Depending on how it sounds I may add a dynomax vt muffler, if it fits, anyone running one?


----------



## razercruze15 (Feb 15, 2016)

catted DP? Either way itll be pretty loud but I would keep a cat IMO. A muffler too personally, just get a high flow one. I am running high flow magnaflow mufflers with resonator delete in my infiniti and it sounds good. I would assume a dynomax vt muffler, if they have the right size, would have no problem- idk what the stock muffler size is, or what kind of muffler that is so sorry I can't be of much help. But update us!


----------



## Chris727 (Feb 26, 2016)

Keeping the stock downpipe for now so it'll still have one cat, removing the rest for 2.5" piping, the dynomax vt has a valve in it that opens under throttle to be louder but quiets down on idle and cruising 

I'll post a video of it up once it's done


----------



## razercruze15 (Feb 15, 2016)

Oh thats neat, yeah I def. am looking forward to hearing it!! idle and on throttle =D best of luck with the install!


----------



## Chris727 (Feb 26, 2016)

Thought I'd put up an update, got the 2.5" piping and tip put on Monday, a lot louder than I thought it would be, so I think I might put the stock cat back on to quiet it back down some, I will say it doesn't sound bad, it's very deep, just worried about getting pulled over for it since my tint is also illegal


----------



## CruzePilot (Feb 11, 2016)

Let us know how this goes and take pics as much as possible because I am thinking about doing this on my Cruze Limited


----------



## Jmilligan (Feb 24, 2016)

I straight piped my cruze from the 2nd cat back and threw a Borla S-Type Muffler in place of the resonator. It's not too loud, a little drone inside at like 80 mph.

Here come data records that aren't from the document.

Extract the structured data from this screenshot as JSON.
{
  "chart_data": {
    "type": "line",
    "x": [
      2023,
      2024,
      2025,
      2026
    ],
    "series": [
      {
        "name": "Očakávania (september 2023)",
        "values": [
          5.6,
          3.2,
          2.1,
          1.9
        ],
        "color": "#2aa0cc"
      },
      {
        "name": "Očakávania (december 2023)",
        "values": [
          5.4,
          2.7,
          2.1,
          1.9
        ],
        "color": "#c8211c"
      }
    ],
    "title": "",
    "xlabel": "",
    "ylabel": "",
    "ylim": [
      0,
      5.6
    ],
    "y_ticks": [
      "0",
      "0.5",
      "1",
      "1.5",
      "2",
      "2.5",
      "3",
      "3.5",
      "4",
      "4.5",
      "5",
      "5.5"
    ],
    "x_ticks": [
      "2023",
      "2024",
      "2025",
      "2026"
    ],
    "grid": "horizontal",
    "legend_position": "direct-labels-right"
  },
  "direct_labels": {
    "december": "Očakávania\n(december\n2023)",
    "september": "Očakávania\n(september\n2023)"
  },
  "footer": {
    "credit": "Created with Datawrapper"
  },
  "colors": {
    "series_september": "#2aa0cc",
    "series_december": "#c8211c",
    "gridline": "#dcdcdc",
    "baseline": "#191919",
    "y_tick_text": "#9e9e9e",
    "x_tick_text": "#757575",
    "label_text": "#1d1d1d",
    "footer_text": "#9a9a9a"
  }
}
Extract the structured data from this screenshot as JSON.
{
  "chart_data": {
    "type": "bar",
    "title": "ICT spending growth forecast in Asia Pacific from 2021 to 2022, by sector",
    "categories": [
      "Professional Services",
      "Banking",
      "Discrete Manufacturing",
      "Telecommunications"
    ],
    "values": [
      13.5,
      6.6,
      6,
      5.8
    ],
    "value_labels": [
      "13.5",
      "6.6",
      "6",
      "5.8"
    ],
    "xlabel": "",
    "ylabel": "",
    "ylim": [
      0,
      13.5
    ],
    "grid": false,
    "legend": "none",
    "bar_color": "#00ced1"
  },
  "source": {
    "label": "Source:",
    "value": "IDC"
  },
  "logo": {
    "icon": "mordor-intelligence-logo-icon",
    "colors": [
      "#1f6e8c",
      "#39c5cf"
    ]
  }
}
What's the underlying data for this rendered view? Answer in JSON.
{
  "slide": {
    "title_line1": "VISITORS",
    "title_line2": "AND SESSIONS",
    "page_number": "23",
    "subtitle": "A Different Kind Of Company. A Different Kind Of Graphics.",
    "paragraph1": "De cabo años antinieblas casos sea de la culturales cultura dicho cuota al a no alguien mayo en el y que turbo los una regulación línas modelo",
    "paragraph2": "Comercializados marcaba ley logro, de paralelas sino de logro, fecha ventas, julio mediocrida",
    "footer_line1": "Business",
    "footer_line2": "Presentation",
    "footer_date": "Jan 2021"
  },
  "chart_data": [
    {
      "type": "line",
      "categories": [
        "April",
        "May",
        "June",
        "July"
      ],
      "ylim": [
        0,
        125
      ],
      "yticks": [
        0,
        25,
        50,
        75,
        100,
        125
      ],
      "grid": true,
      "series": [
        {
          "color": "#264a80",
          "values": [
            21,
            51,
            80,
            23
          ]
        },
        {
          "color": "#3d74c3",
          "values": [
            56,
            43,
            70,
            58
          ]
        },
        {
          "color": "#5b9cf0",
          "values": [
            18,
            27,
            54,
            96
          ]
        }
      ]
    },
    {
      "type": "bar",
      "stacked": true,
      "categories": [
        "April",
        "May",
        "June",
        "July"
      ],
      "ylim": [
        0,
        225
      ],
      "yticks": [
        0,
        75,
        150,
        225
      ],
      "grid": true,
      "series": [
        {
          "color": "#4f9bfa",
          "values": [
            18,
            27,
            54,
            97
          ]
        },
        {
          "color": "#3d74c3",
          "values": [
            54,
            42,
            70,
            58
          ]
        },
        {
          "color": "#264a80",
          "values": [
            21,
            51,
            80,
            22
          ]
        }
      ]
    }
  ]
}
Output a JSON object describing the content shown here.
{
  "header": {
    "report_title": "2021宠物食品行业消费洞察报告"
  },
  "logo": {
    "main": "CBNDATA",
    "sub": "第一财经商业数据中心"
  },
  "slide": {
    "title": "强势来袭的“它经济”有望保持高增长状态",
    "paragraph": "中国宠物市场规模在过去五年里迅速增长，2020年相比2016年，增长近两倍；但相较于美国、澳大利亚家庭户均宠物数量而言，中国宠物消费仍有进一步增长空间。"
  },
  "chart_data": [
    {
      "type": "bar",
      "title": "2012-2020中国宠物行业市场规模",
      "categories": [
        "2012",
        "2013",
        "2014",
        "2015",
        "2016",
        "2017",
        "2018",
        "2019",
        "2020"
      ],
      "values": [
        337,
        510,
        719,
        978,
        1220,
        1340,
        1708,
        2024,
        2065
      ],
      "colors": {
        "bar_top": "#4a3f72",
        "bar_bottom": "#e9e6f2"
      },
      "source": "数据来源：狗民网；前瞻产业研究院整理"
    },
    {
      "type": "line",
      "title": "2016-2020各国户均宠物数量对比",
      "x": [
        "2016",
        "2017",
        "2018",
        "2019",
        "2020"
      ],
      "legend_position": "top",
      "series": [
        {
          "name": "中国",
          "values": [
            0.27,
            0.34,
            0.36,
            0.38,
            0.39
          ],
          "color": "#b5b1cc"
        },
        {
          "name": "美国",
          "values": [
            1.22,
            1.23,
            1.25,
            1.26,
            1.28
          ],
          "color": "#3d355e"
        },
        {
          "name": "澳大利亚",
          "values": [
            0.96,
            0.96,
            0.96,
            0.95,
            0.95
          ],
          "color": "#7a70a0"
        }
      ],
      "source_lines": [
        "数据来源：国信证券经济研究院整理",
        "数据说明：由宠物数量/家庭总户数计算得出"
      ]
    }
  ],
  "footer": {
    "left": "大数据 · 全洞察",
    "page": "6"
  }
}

Definitely a deep, smooth tone though. 2.5 inch trubendz.


----------



## Chris727 (Feb 26, 2016)

I'll try to post pictures of underneath on Sunday or Monday when I'm off work, also going through my muffler options since I need to use a bullet style underneath because my tip takes up the whole length in the back, I went for the longer 3.5" truck tip to try and add a deeper tone and so I can't see the exhaust pipe from the side


----------